A report released by the Australian government on Tuesday, July 19, details the state of the nation’s environmental health in the past five years; a period that included droughts, bushfires, floods, intensive climate change, habitat loss, invasive species, pollution, and mining. Due to the crises of the past half-decade, the report describes a nation that is on the verge of losing the immense biodiversity that makes its part of the world so unique.

According to the report, compared to all the other continents of the world, Australia has lost the most mammal species and has one of the highest rates of species decline among the world’s wealthiest nations. At least 19 Australian ecosystems show signs of collapsing or approaching collapse. Over seven million hectares of habitat for threatened species were cleared or substantially degraded between 2000 and 2017. Australian sea levels have been rising faster than the global average of 3 to 3.5 millimeters per year. The rising sea levels endanger communities close to the ocean through coastal erosion and the movement of beaches and low-lying areas. Indigenous communities are especially vulnerable, given the loss of native vegetation in their regions and their lack of easy access to water, finances, and other critical resources. These facts and statistics are a mere handful of those from the report, but we can already understand how dire the situation is.

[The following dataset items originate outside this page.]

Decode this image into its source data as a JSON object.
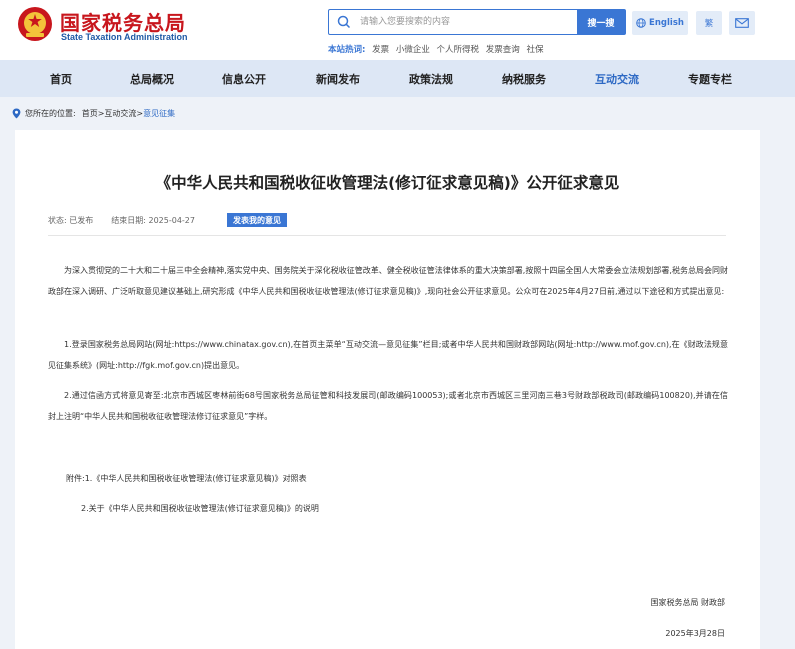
{
  "header": {
    "logo_cn": "国家税务总局",
    "logo_en": "State Taxation Administration",
    "search": {
      "placeholder": "请输入您要搜索的内容",
      "button": "搜一搜"
    },
    "hot": {
      "label": "本站热词:",
      "items": [
        "发票",
        "小微企业",
        "个人所得税",
        "发票查询",
        "社保"
      ]
    },
    "english": "English",
    "traditional": "繁"
  },
  "nav": [
    "首页",
    "总局概况",
    "信息公开",
    "新闻发布",
    "政策法规",
    "纳税服务",
    "互动交流",
    "专题专栏"
  ],
  "breadcrumb": {
    "prefix": "您所在的位置:",
    "home": "首页",
    "sep1": ">",
    "section": "互动交流",
    "sep2": ">",
    "current": "意见征集"
  },
  "article": {
    "title": "《中华人民共和国税收征收管理法(修订征求意见稿)》公开征求意见",
    "status": "状态: 已发布",
    "end_date": "结束日期: 2025-04-27",
    "opinion_button": "发表我的意见",
    "intro": "为深入贯彻党的二十大和二十届三中全会精神,落实党中央、国务院关于深化税收征管改革、健全税收征管法律体系的重大决策部署,按照十四届全国人大常委会立法规划部署,税务总局会同财政部在深入调研、广泛听取意见建议基础上,研究形成《中华人民共和国税收征收管理法(修订征求意见稿)》,现向社会公开征求意见。公众可在2025年4月27日前,通过以下途径和方式提出意见:",
    "way1": "1.登录国家税务总局网站(网址:https://www.chinatax.gov.cn),在首页主菜单“互动交流—意见征集”栏目;或者中华人民共和国财政部网站(网址:http://www.mof.gov.cn),在《财政法规意见征集系统》(网址:http://fgk.mof.gov.cn)提出意见。",
    "way2": "2.通过信函方式将意见寄至:北京市西城区枣林前街68号国家税务总局征管和科技发展司(邮政编码100053);或者北京市西城区三里河南三巷3号财政部税政司(邮政编码100820),并请在信封上注明“中华人民共和国税收征收管理法修订征求意见”字样。",
    "attachment1": "附件:1.《中华人民共和国税收征收管理法(修订征求意见稿)》对照表",
    "attachment2": "2.关于《中华人民共和国税收征收管理法(修订征求意见稿)》的说明",
    "signers": "国家税务总局 财政部",
    "date": "2025年3月28日"
  },
  "colors": {
    "brand_red": "#c8161d",
    "accent_blue": "#3a76d4",
    "nav_bg": "#dde7f5",
    "page_bg": "#eef2f8"
  }
}
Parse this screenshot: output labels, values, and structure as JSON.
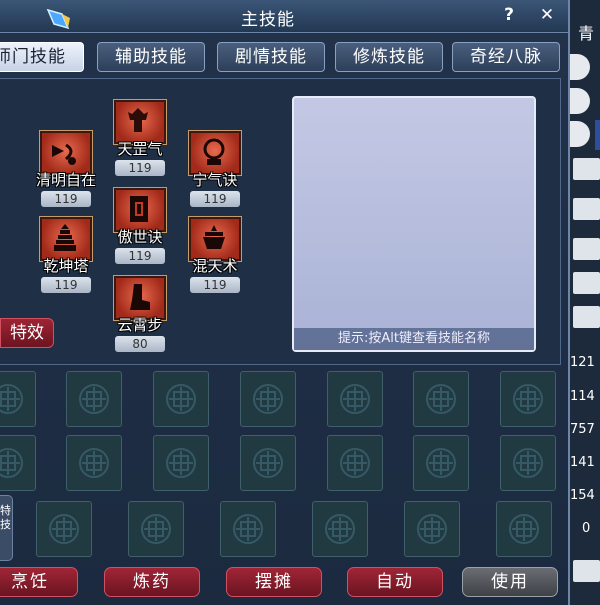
{
  "window": {
    "title": "主技能",
    "help_label": "?",
    "close_label": "✕"
  },
  "tabs": [
    {
      "label": "师门技能",
      "active": true
    },
    {
      "label": "辅助技能",
      "active": false
    },
    {
      "label": "剧情技能",
      "active": false
    },
    {
      "label": "修炼技能",
      "active": false
    },
    {
      "label": "奇经八脉",
      "active": false
    }
  ],
  "skills": [
    {
      "name": "天罡气",
      "level": "119",
      "icon": "demon-statue-icon"
    },
    {
      "name": "清明自在",
      "level": "119",
      "icon": "horn-icon"
    },
    {
      "name": "宁气诀",
      "level": "119",
      "icon": "orb-icon"
    },
    {
      "name": "傲世诀",
      "level": "119",
      "icon": "tower-gate-icon"
    },
    {
      "name": "乾坤塔",
      "level": "119",
      "icon": "pagoda-icon"
    },
    {
      "name": "混天术",
      "level": "119",
      "icon": "cauldron-icon"
    },
    {
      "name": "云霄步",
      "level": "80",
      "icon": "boot-icon"
    }
  ],
  "effects_label": "特效",
  "hint_text": "提示:按Alt键查看技能名称",
  "side_tab_label": "特技",
  "bottom_buttons": [
    {
      "label": "烹饪",
      "style": "red"
    },
    {
      "label": "炼药",
      "style": "red"
    },
    {
      "label": "摆摊",
      "style": "red"
    },
    {
      "label": "自动",
      "style": "red"
    },
    {
      "label": "使用",
      "style": "gray"
    }
  ],
  "right_panel": {
    "label": "青",
    "numbers": [
      "121",
      "114",
      "757",
      "141",
      "154",
      "0"
    ]
  },
  "colors": {
    "accent_red": "#9d2434",
    "panel_blue": "#1f2f45",
    "desc_bg": "#bcc3e0"
  }
}
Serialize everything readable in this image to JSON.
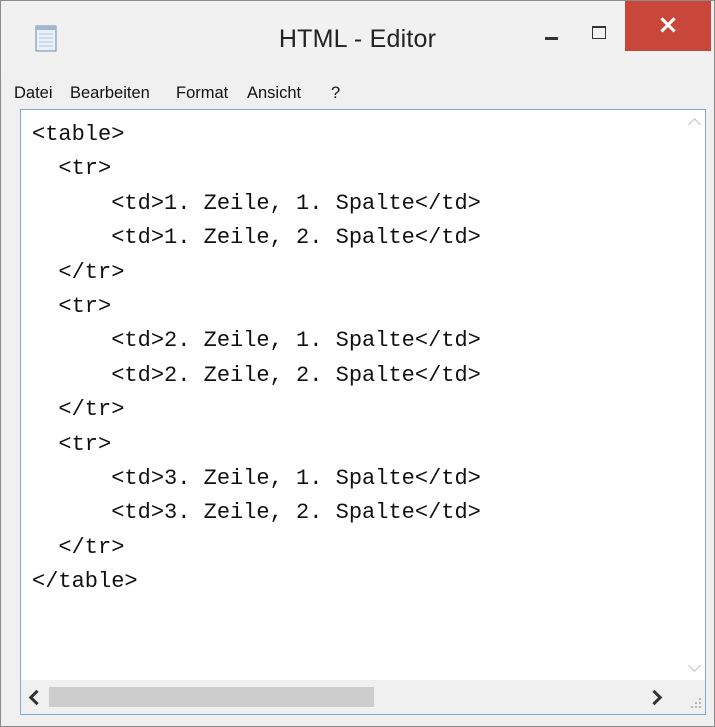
{
  "window": {
    "title": "HTML - Editor",
    "icon": "notepad-icon",
    "controls": {
      "minimize": "minimize-icon",
      "maximize": "maximize-icon",
      "close": "×"
    },
    "close_color": "#c9473a"
  },
  "menu": {
    "items": [
      {
        "label": "Datei"
      },
      {
        "label": "Bearbeiten"
      },
      {
        "label": "Format"
      },
      {
        "label": "Ansicht"
      },
      {
        "label": "?"
      }
    ]
  },
  "editor": {
    "lines": [
      "<table>",
      "  <tr>",
      "      <td>1. Zeile, 1. Spalte</td>",
      "      <td>1. Zeile, 2. Spalte</td>",
      "  </tr>",
      "  <tr>",
      "      <td>2. Zeile, 1. Spalte</td>",
      "      <td>2. Zeile, 2. Spalte</td>",
      "  </tr>",
      "  <tr>",
      "      <td>3. Zeile, 1. Spalte</td>",
      "      <td>3. Zeile, 2. Spalte</td>",
      "  </tr>",
      "</table>"
    ]
  }
}
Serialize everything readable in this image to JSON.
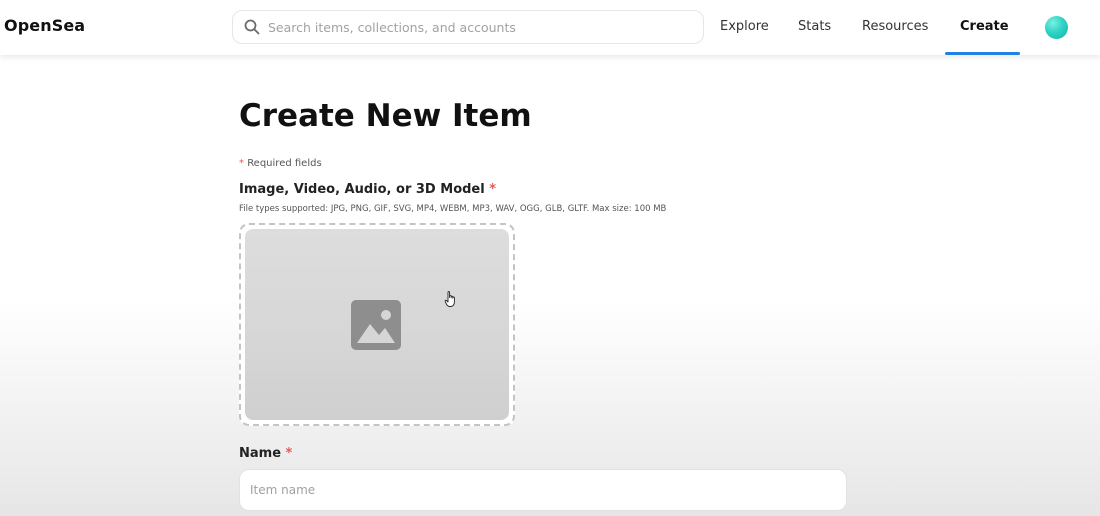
{
  "header": {
    "logo": "OpenSea",
    "search": {
      "placeholder": "Search items, collections, and accounts",
      "value": ""
    },
    "nav": [
      {
        "label": "Explore",
        "active": false
      },
      {
        "label": "Stats",
        "active": false
      },
      {
        "label": "Resources",
        "active": false
      },
      {
        "label": "Create",
        "active": true
      }
    ],
    "accent_color": "#2081e2",
    "avatar_color": "#2fd3c4"
  },
  "main": {
    "title": "Create New Item",
    "required_marker": "*",
    "required_note": "Required fields",
    "media": {
      "label": "Image, Video, Audio, or 3D Model",
      "supported": "File types supported: JPG, PNG, GIF, SVG, MP4, WEBM, MP3, WAV, OGG, GLB, GLTF. Max size: 100 MB",
      "icon": "image-icon"
    },
    "name_field": {
      "label": "Name",
      "placeholder": "Item name",
      "value": ""
    },
    "required_color": "#eb5757"
  }
}
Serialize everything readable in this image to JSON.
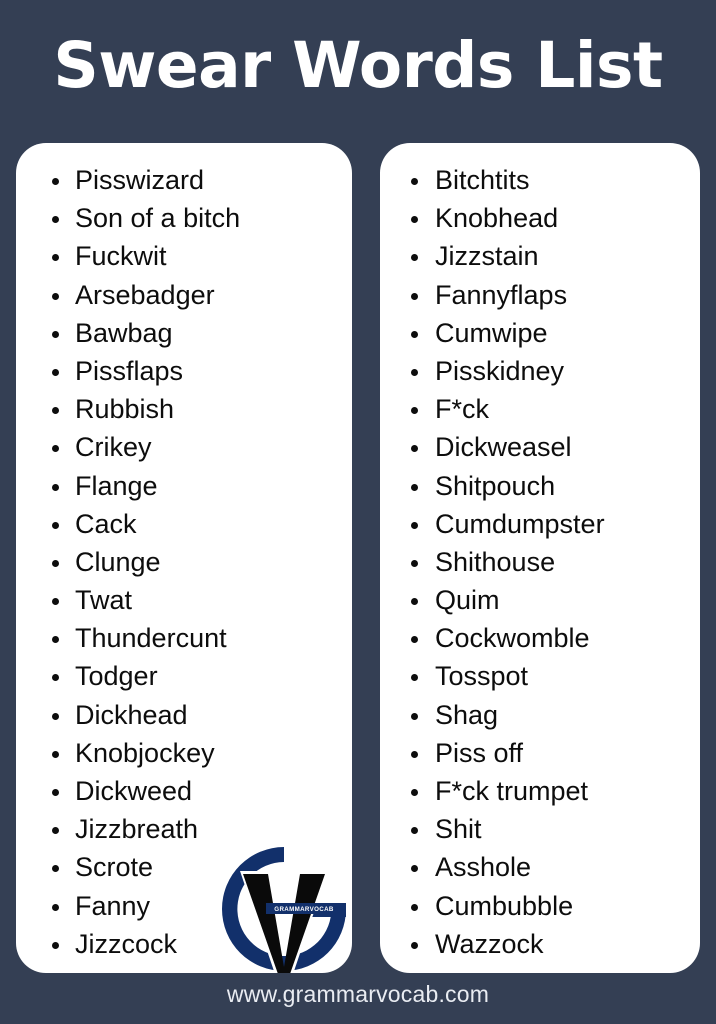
{
  "header": {
    "title": "Swear Words List"
  },
  "theme": {
    "background": "#343f54",
    "card_background": "#ffffff",
    "text_color": "#0d0d0d",
    "title_color": "#ffffff",
    "logo_blue": "#12306b",
    "logo_black": "#0a0a0a",
    "footer_color": "#e9ecf2"
  },
  "columns": [
    {
      "name": "left-column",
      "items": [
        "Pisswizard",
        "Son of a bitch",
        "Fuckwit",
        "Arsebadger",
        "Bawbag",
        "Pissflaps",
        "Rubbish",
        "Crikey",
        "Flange",
        "Cack",
        "Clunge",
        "Twat",
        "Thundercunt",
        "Todger",
        "Dickhead",
        "Knobjockey",
        "Dickweed",
        "Jizzbreath",
        "Scrote",
        "Fanny",
        "Jizzcock"
      ]
    },
    {
      "name": "right-column",
      "items": [
        "Bitchtits",
        "Knobhead",
        "Jizzstain",
        "Fannyflaps",
        "Cumwipe",
        "Pisskidney",
        "F*ck",
        "Dickweasel",
        "Shitpouch",
        "Cumdumpster",
        "Shithouse",
        "Quim",
        "Cockwomble",
        "Tosspot",
        "Shag",
        "Piss off",
        "F*ck trumpet",
        "Shit",
        "Asshole",
        "Cumbubble",
        "Wazzock"
      ]
    }
  ],
  "logo": {
    "name": "grammarvocab-logo",
    "banner_text": "GRAMMARVOCAB"
  },
  "footer": {
    "url": "www.grammarvocab.com"
  }
}
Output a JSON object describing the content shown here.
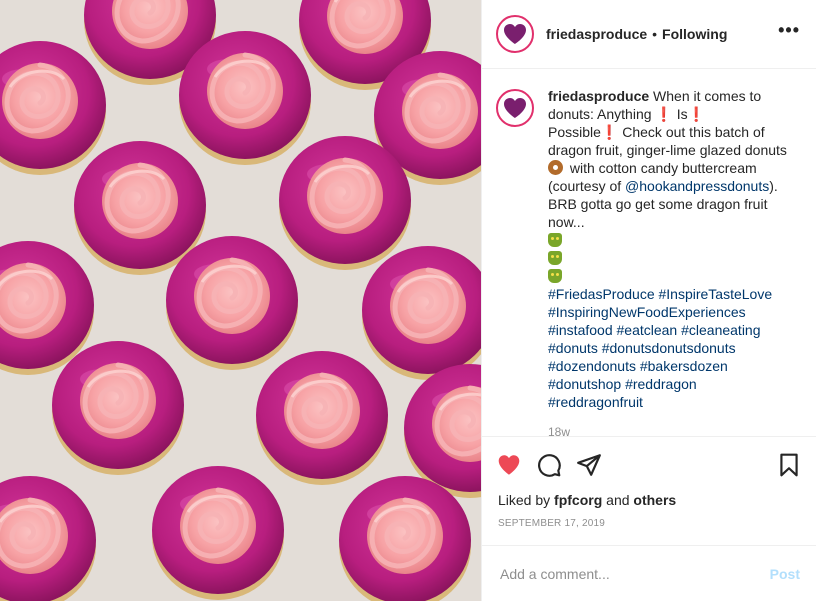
{
  "header": {
    "username": "friedasproduce",
    "separator": "•",
    "following": "Following",
    "more": "•••"
  },
  "caption": {
    "username": "friedasproduce",
    "lines": [
      "When it comes to",
      "donuts: Anything",
      "Is",
      "Possible",
      "Check out this batch of",
      "dragon fruit, ginger-lime glazed donuts",
      "with cotton candy buttercream",
      "(courtesy of",
      "@hookandpressdonuts",
      ").",
      "BRB gotta go get some dragon fruit",
      "now..."
    ],
    "exclamation": "❗",
    "hashtags": [
      "#FriedasProduce #InspireTasteLove",
      "#InspiringNewFoodExperiences",
      "#instafood #eatclean #cleaneating",
      "#donuts #donutsdonutsdonuts",
      "#dozendonuts #bakersdozen",
      "#donutshop #reddragon",
      "#reddragonfruit"
    ],
    "time_ago": "18w"
  },
  "likes": {
    "prefix": "Liked by",
    "user": "fpfcorg",
    "and": "and",
    "others": "others"
  },
  "date": "SEPTEMBER 17, 2019",
  "comment_box": {
    "placeholder": "Add a comment...",
    "post_label": "Post"
  },
  "colors": {
    "like": "#ed4956",
    "link": "#00376b",
    "avatar_ring": "#e1306c",
    "logo": "#7a1f6e"
  },
  "icons": [
    "heart-icon",
    "comment-icon",
    "share-icon",
    "bookmark-icon",
    "more-icon"
  ]
}
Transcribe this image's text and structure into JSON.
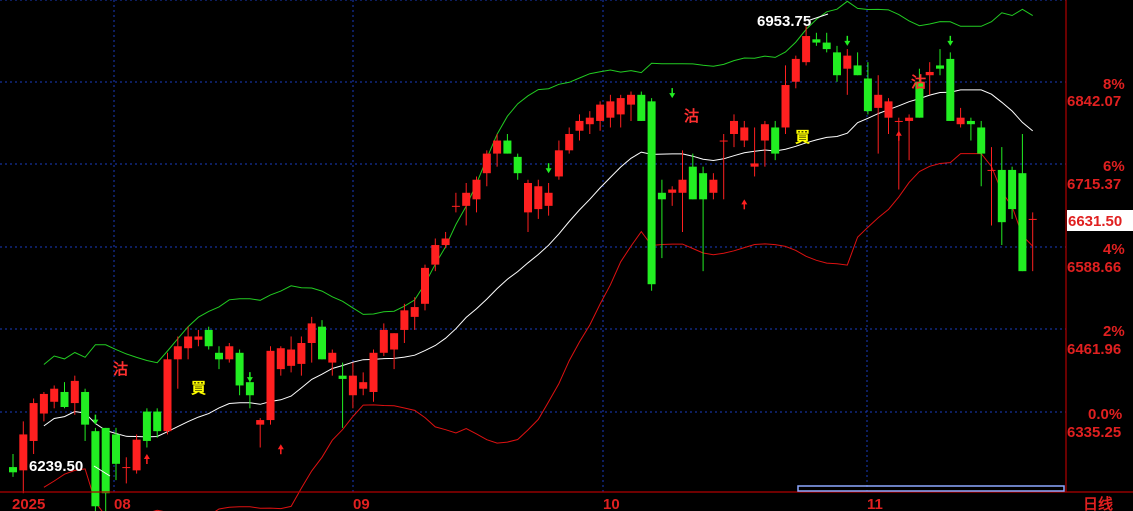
{
  "chart_data": {
    "type": "candlestick",
    "period_label": "日线",
    "price_ticks": [
      "6842.07",
      "6715.37",
      "6588.66",
      "6461.96",
      "6335.25"
    ],
    "pct_ticks": [
      "8%",
      "6%",
      "4%",
      "2%",
      "0.0%"
    ],
    "current_price": "6631.50",
    "max_label": "6953.75",
    "min_label": "6239.50",
    "x_ticks": [
      "2025",
      "08",
      "09",
      "10",
      "11"
    ],
    "signals": [
      {
        "text": "沽",
        "color": "#ff3030"
      },
      {
        "text": "買",
        "color": "#ffff00"
      },
      {
        "text": "沽",
        "color": "#ff3030"
      },
      {
        "text": "買",
        "color": "#ffff00"
      },
      {
        "text": "沽",
        "color": "#ff3030"
      }
    ],
    "colors": {
      "up": "#ff2020",
      "down": "#22ee22",
      "mid": "#ffffff",
      "upper": "#22cc22",
      "lower": "#dd1111",
      "grid": "#1a3cc0",
      "axis": "#b00000"
    },
    "ohlc": [
      [
        6280,
        6300,
        6265,
        6272
      ],
      [
        6275,
        6350,
        6240,
        6330
      ],
      [
        6320,
        6385,
        6300,
        6378
      ],
      [
        6362,
        6395,
        6350,
        6392
      ],
      [
        6380,
        6405,
        6370,
        6400
      ],
      [
        6395,
        6410,
        6370,
        6372
      ],
      [
        6378,
        6420,
        6360,
        6412
      ],
      [
        6395,
        6400,
        6320,
        6345
      ],
      [
        6335,
        6340,
        6200,
        6220
      ],
      [
        6340,
        6340,
        6210,
        6240
      ],
      [
        6330,
        6340,
        6260,
        6285
      ],
      [
        6280,
        6295,
        6255,
        6280
      ],
      [
        6275,
        6330,
        6270,
        6322
      ],
      [
        6365,
        6370,
        6310,
        6320
      ],
      [
        6365,
        6370,
        6325,
        6335
      ],
      [
        6335,
        6455,
        6330,
        6445
      ],
      [
        6445,
        6480,
        6400,
        6465
      ],
      [
        6462,
        6495,
        6445,
        6480
      ],
      [
        6475,
        6490,
        6465,
        6480
      ],
      [
        6490,
        6495,
        6460,
        6465
      ],
      [
        6455,
        6465,
        6430,
        6445
      ],
      [
        6445,
        6470,
        6440,
        6465
      ],
      [
        6455,
        6460,
        6390,
        6405
      ],
      [
        6410,
        6425,
        6370,
        6390
      ],
      [
        6345,
        6355,
        6310,
        6352
      ],
      [
        6352,
        6465,
        6345,
        6458
      ],
      [
        6430,
        6465,
        6420,
        6462
      ],
      [
        6435,
        6480,
        6425,
        6460
      ],
      [
        6438,
        6480,
        6420,
        6470
      ],
      [
        6470,
        6510,
        6440,
        6500
      ],
      [
        6495,
        6505,
        6445,
        6445
      ],
      [
        6440,
        6460,
        6420,
        6455
      ],
      [
        6420,
        6440,
        6340,
        6415
      ],
      [
        6390,
        6440,
        6370,
        6420
      ],
      [
        6400,
        6425,
        6390,
        6410
      ],
      [
        6395,
        6460,
        6380,
        6455
      ],
      [
        6455,
        6500,
        6450,
        6490
      ],
      [
        6460,
        6485,
        6430,
        6485
      ],
      [
        6490,
        6530,
        6470,
        6520
      ],
      [
        6510,
        6540,
        6490,
        6525
      ],
      [
        6530,
        6590,
        6520,
        6585
      ],
      [
        6590,
        6630,
        6580,
        6620
      ],
      [
        6620,
        6640,
        6615,
        6630
      ],
      [
        6680,
        6700,
        6670,
        6680
      ],
      [
        6680,
        6715,
        6650,
        6700
      ],
      [
        6690,
        6725,
        6670,
        6720
      ],
      [
        6730,
        6765,
        6710,
        6760
      ],
      [
        6760,
        6790,
        6740,
        6780
      ],
      [
        6780,
        6790,
        6760,
        6760
      ],
      [
        6755,
        6760,
        6720,
        6730
      ],
      [
        6670,
        6720,
        6640,
        6715
      ],
      [
        6675,
        6720,
        6660,
        6710
      ],
      [
        6680,
        6715,
        6665,
        6700
      ],
      [
        6725,
        6780,
        6720,
        6765
      ],
      [
        6765,
        6800,
        6760,
        6790
      ],
      [
        6795,
        6820,
        6780,
        6810
      ],
      [
        6805,
        6825,
        6790,
        6815
      ],
      [
        6810,
        6840,
        6795,
        6835
      ],
      [
        6815,
        6850,
        6800,
        6840
      ],
      [
        6820,
        6850,
        6800,
        6845
      ],
      [
        6835,
        6855,
        6810,
        6850
      ],
      [
        6850,
        6855,
        6810,
        6810
      ],
      [
        6840,
        6845,
        6550,
        6560
      ],
      [
        6700,
        6720,
        6600,
        6690
      ],
      [
        6700,
        6710,
        6680,
        6705
      ],
      [
        6700,
        6765,
        6640,
        6720
      ],
      [
        6740,
        6760,
        6690,
        6690
      ],
      [
        6730,
        6740,
        6580,
        6690
      ],
      [
        6700,
        6730,
        6690,
        6720
      ],
      [
        6780,
        6790,
        6690,
        6780
      ],
      [
        6790,
        6820,
        6770,
        6810
      ],
      [
        6780,
        6810,
        6770,
        6800
      ],
      [
        6740,
        6800,
        6725,
        6745
      ],
      [
        6780,
        6810,
        6740,
        6805
      ],
      [
        6800,
        6810,
        6750,
        6760
      ],
      [
        6800,
        6895,
        6790,
        6865
      ],
      [
        6870,
        6910,
        6860,
        6905
      ],
      [
        6900,
        6955,
        6895,
        6940
      ],
      [
        6935,
        6945,
        6925,
        6930
      ],
      [
        6930,
        6945,
        6915,
        6920
      ],
      [
        6915,
        6925,
        6870,
        6880
      ],
      [
        6890,
        6920,
        6850,
        6910
      ],
      [
        6895,
        6915,
        6880,
        6880
      ],
      [
        6875,
        6900,
        6820,
        6825
      ],
      [
        6830,
        6880,
        6760,
        6850
      ],
      [
        6815,
        6845,
        6790,
        6840
      ],
      [
        6810,
        6815,
        6705,
        6810
      ],
      [
        6810,
        6820,
        6750,
        6815
      ],
      [
        6870,
        6890,
        6815,
        6815
      ],
      [
        6880,
        6900,
        6850,
        6885
      ],
      [
        6895,
        6920,
        6880,
        6890
      ],
      [
        6905,
        6915,
        6810,
        6810
      ],
      [
        6805,
        6830,
        6800,
        6815
      ],
      [
        6810,
        6815,
        6780,
        6805
      ],
      [
        6800,
        6810,
        6710,
        6760
      ],
      [
        6735,
        6770,
        6650,
        6735
      ],
      [
        6735,
        6770,
        6620,
        6655
      ],
      [
        6735,
        6740,
        6660,
        6675
      ],
      [
        6730,
        6790,
        6580,
        6580
      ],
      [
        6660,
        6670,
        6580,
        6660
      ]
    ]
  }
}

The Australian Labor Party, which won the Prime Minister’s office earlier this year, echoed the severity of the news. The Minister of Environment and Water Tanya Plibersek released a statement saying, “The State of the Environment Report is a shocking document — it tells a story of crisis and decline in Australia’s environment, and a decade of government inaction and willful ignorance,”. Plibersek pledged to reform environmental laws and form an Environment Protection Agency next year. While taking ecological issues seriously should be the minimum for a government, it’s a relief to see the new Australian administration do so. The former Liberal Party’s administration received the State of the Environment Report in late 2021 but refused to release it until after the 2022 election. Environmental health is a global issue that affects people from all parts of the world; thus, when governments refuse to take the environment sincerely, they fail both their citizens and the international community. The Labor Party must honor its promise to reform the state’s environmental policy as soon as possible. This report is too devastating to be a mere wake-up call; effective, dedicated measures to reaching environmental justice should have been taken long ago. The longer it takes the Australian government to take action, the longer the world suffers the consequences.

The World Economic Forum considers environmental degradation a threat to humanity that could “bring about societal collapses with long‑lasting and severe consequences.” Australia’s State of the Environment Report proves that these consequences have already begun. The “Black Summer” bushfires in 2019 and 2020 were the worst bushfire season recorded in some parts of Australia. Those fires alone increased the extinction risk of many plants and animals — 480 plant, 20 mammal, and 16 frog species needed urgent management intervention. That fire season, combined with the droughts from 2017 to 2019, the floods in eastern Australia, and the continued practice of deforestation and cropping without enough regulation, have led to the present-day state of the Australian environment.

Australia’s land and seas are home to over 600,000 native species, many of which are unique to that part of the world. Losing that incredible biodiversity would devastate the global ecosystem. Professor Euan Ritchie of the Centre for Integrative Ecology at Deakin University, while admitting that the report confirms “Australia’s utter failure of environmental and conservation stewardship,” is confident that the situation isn’t lost. Ritchie asserts that “If we act now and strengthen and enforce environmental laws, provide far greater investment to aid the protection and recovery of the environment and threatened species, and better engage with communities, we stand to gain substantial social, cultural, economic, and environmental benefits.” With swift and immediate action, the Australian government still has a chance to restore its environment; this will take immense effort, but change and a better future for all is still achievable.